Over 2,000 state firms shifted to private sector in Cuba

Havana, April 30 (IANS/EFE) The Cuban government has leased more than 2,000 small businesses to their old employees, who have increased the firms’ income and the quality of the services provided.

This new form of non-state management, included in the economic reform plan of President Raul Castro, was begun on an experimental basis in 2009 in barber shops and hair styling salons, but it was later expanded to 47 economic activities.

To date, 2,041 businesses have been leased to a total of 5,479 employees, according to figures compiled by the Domestic Commerce Ministry.

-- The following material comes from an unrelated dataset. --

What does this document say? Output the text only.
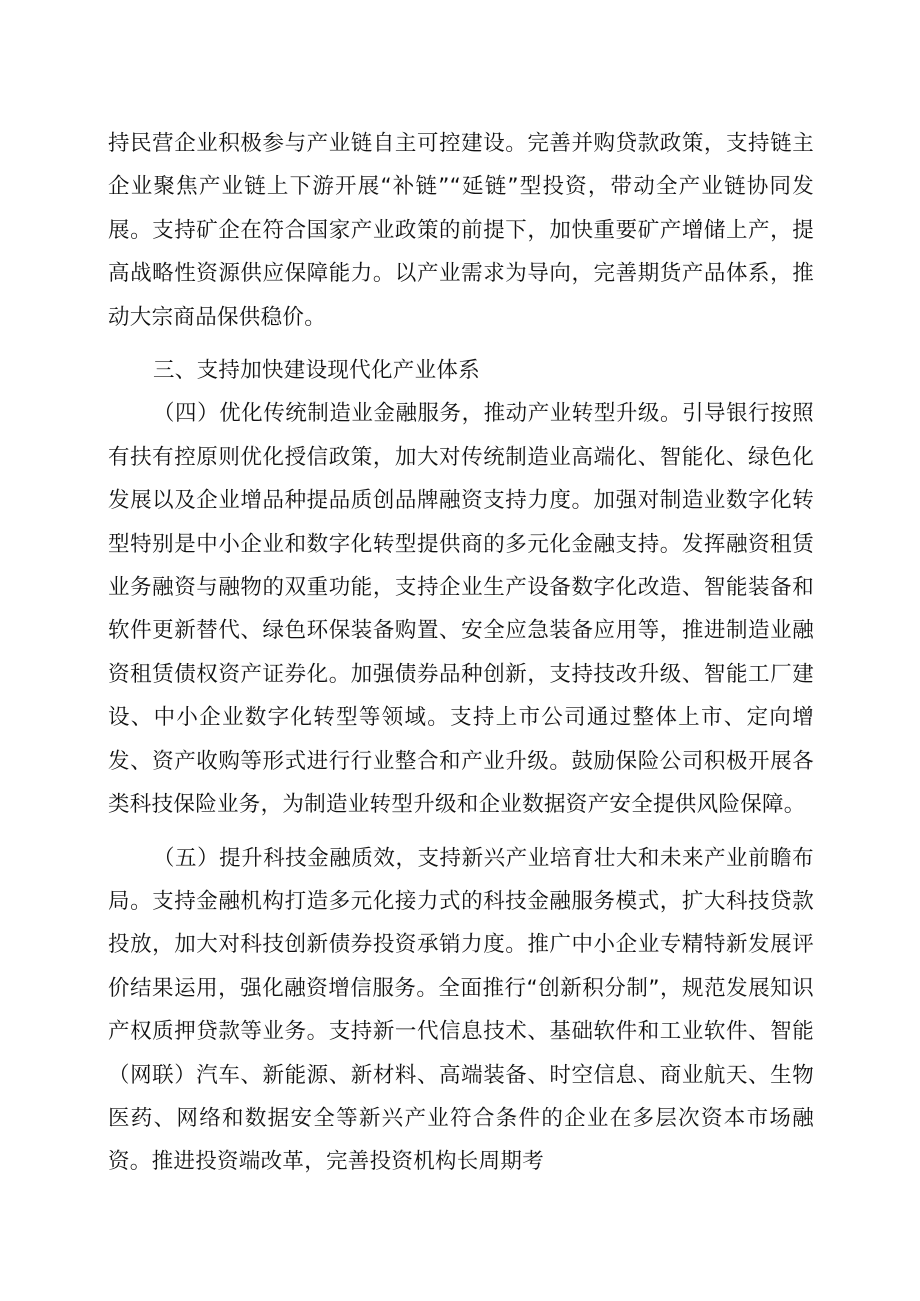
持民营企业积极参与产业链自主可控建设。完善并购贷款政策，支持链主企业聚焦产业链上下游开展“补链”“延链”型投资，带动全产业链协同发展。支持矿企在符合国家产业政策的前提下，加快重要矿产增储上产，提高战略性资源供应保障能力。以产业需求为导向，完善期货产品体系，推动大宗商品保供稳价。

三、支持加快建设现代化产业体系

（四）优化传统制造业金融服务，推动产业转型升级。引导银行按照有扶有控原则优化授信政策，加大对传统制造业高端化、智能化、绿色化发展以及企业增品种提品质创品牌融资支持力度。加强对制造业数字化转型特别是中小企业和数字化转型提供商的多元化金融支持。发挥融资租赁业务融资与融物的双重功能，支持企业生产设备数字化改造、智能装备和软件更新替代、绿色环保装备购置、安全应急装备应用等，推进制造业融资租赁债权资产证券化。加强债券品种创新，支持技改升级、智能工厂建设、中小企业数字化转型等领域。支持上市公司通过整体上市、定向增发、资产收购等形式进行行业整合和产业升级。鼓励保险公司积极开展各类科技保险业务，为制造业转型升级和企业数据资产安全提供风险保障。

（五）提升科技金融质效，支持新兴产业培育壮大和未来产业前瞻布局。支持金融机构打造多元化接力式的科技金融服务模式，扩大科技贷款投放，加大对科技创新债券投资承销力度。推广中小企业专精特新发展评价结果运用，强化融资增信服务。全面推行“创新积分制”，规范发展知识产权质押贷款等业务。支持新一代信息技术、基础软件和工业软件、智能（网联）汽车、新能源、新材料、高端装备、时空信息、商业航天、生物医药、网络和数据安全等新兴产业符合条件的企业在多层次资本市场融资。推进投资端改革，完善投资机构长周期考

The former employees are in charge of organizing the business, providing the necessary resources, maintaining or improving the store and they assume all the rent, electricity, telephone, gas and water payments.

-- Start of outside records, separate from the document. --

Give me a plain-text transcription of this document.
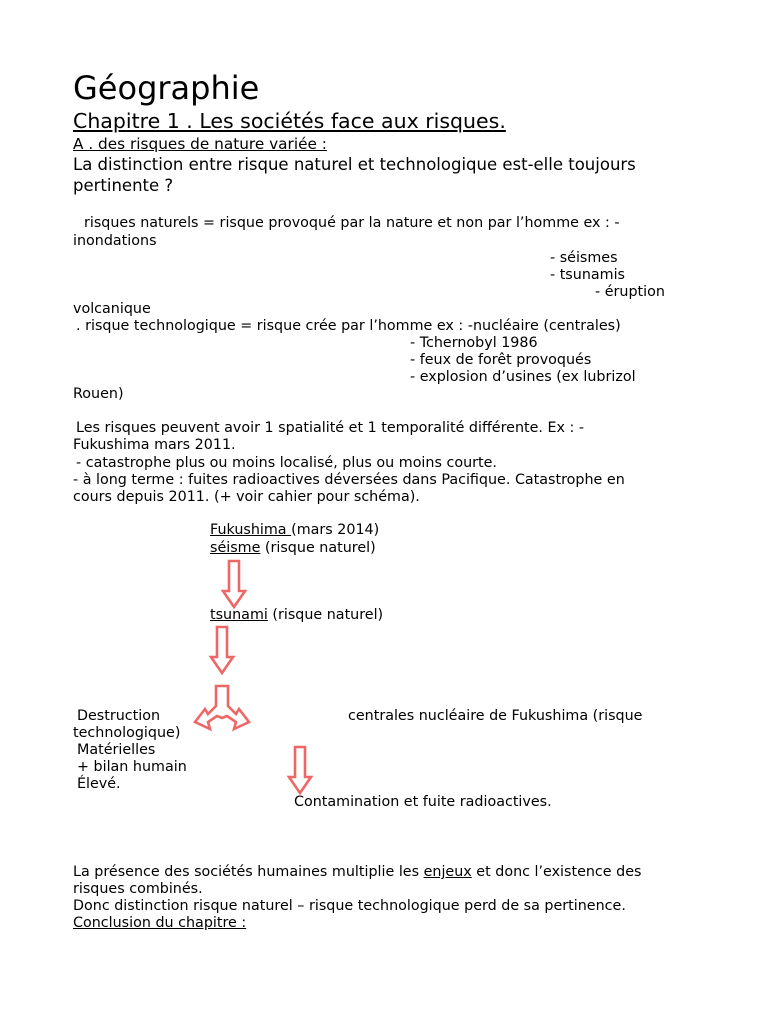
Géographie
Chapitre 1 . Les sociétés face aux risques.
A . des risques de nature variée :
La distinction entre risque naturel et technologique est-elle toujours
pertinente ?
risques naturels = risque provoqué par la nature et non par l’homme ex : -
inondations
- séismes
- tsunamis
- éruption
volcanique
. risque technologique = risque crée par l’homme ex : -nucléaire (centrales)
- Tchernobyl 1986
- feux de forêt provoqués
- explosion d’usines (ex lubrizol
Rouen)
Les risques peuvent avoir 1 spatialité et 1 temporalité différente. Ex : -
Fukushima mars 2011.
- catastrophe plus ou moins localisé, plus ou moins courte.
- à long terme : fuites radioactives déversées dans Pacifique. Catastrophe en
cours depuis 2011. (+ voir cahier pour schéma).
Fukushima (mars 2014)
séisme (risque naturel)
tsunami (risque naturel)
Destruction	centrales nucléaire de Fukushima (risque
technologique)
Matérielles
+ bilan humain
Élevé.
Contamination et fuite radioactives.
La présence des sociétés humaines multiplie les enjeux et donc l’existence des
risques combinés.
Donc distinction risque naturel – risque technologique perd de sa pertinence.
Conclusion du chapitre :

They also set the prices of the services they provide.

The Cuban government acknowledges that this method has improved service, has increased salaries and the new business operators feel more motivated to the point where absenteeism has been reduced, although it is still prevalent in the state-run sector given the meager salaries and the lack of incentives there.

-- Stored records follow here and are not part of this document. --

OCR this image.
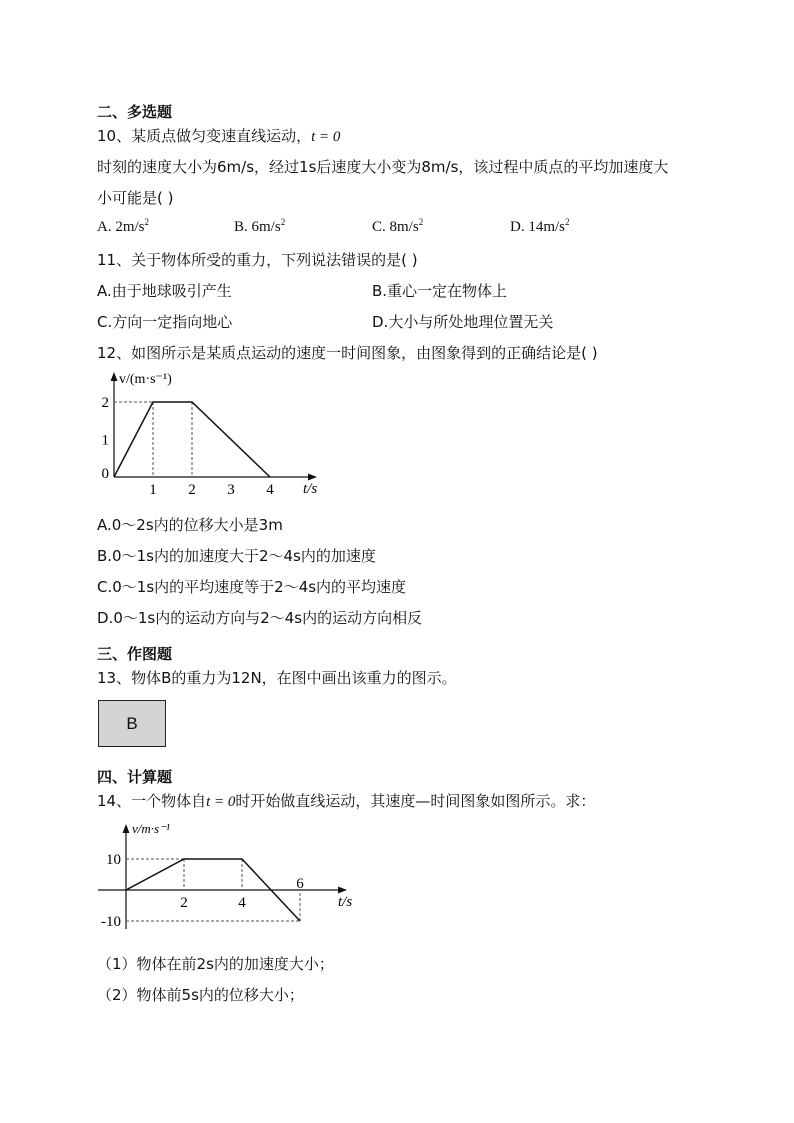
二、多选题
10、某质点做匀变速直线运动，t = 0
时刻的速度大小为6m/s，经过1s后速度大小变为8m/s，该过程中质点的平均加速度大
小可能是( )
A. $2m/s^2$	B. $6m/s^2$	C. $8m/s^2$	D. $14m/s^2$
11、关于物体所受的重力，下列说法错误的是( )
A.由于地球吸引产生	B.重心一定在物体上
C.方向一定指向地心	D.大小与所处地理位置无关
12、如图所示是某质点运动的速度一时间图象，由图象得到的正确结论是( )
1 2 3 4
0
1
2
v/(m·s⁻¹)
t/s
A.0～2s内的位移大小是3m
B.0～1s内的加速度大于2～4s内的加速度
C.0～1s内的平均速度等于2～4s内的平均速度
D.0～1s内的运动方向与2～4s内的运动方向相反
三、作图题
13、物体B的重力为12N，在图中画出该重力的图示。
B
四、计算题
14、一个物体自t = 0时开始做直线运动，其速度—时间图象如图所示。求：
2	4
6
10
-10
v/m·s⁻¹
t/s
（1）物体在前2s内的加速度大小；
（2）物体前5s内的位移大小；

The workers also feel they are benefiting, like the employees of the Leo hair salon in Havana’s El Vedado neighbourhood, which for the past 16 months has been operating under new management.

“The pay has improved a lot. Before, the minimum wage was 255 pesos a month (about $9) and now that things have changed, the improvement is substantial,” Milagros, 35, one of the five hair stylists at the shop, told EFE.

Not everything is favourable, however. Besides the burden of taxes, the recurring complaint in Cuba’s emerging private sector is the absence of a wholesale market where business operators can buy supplies.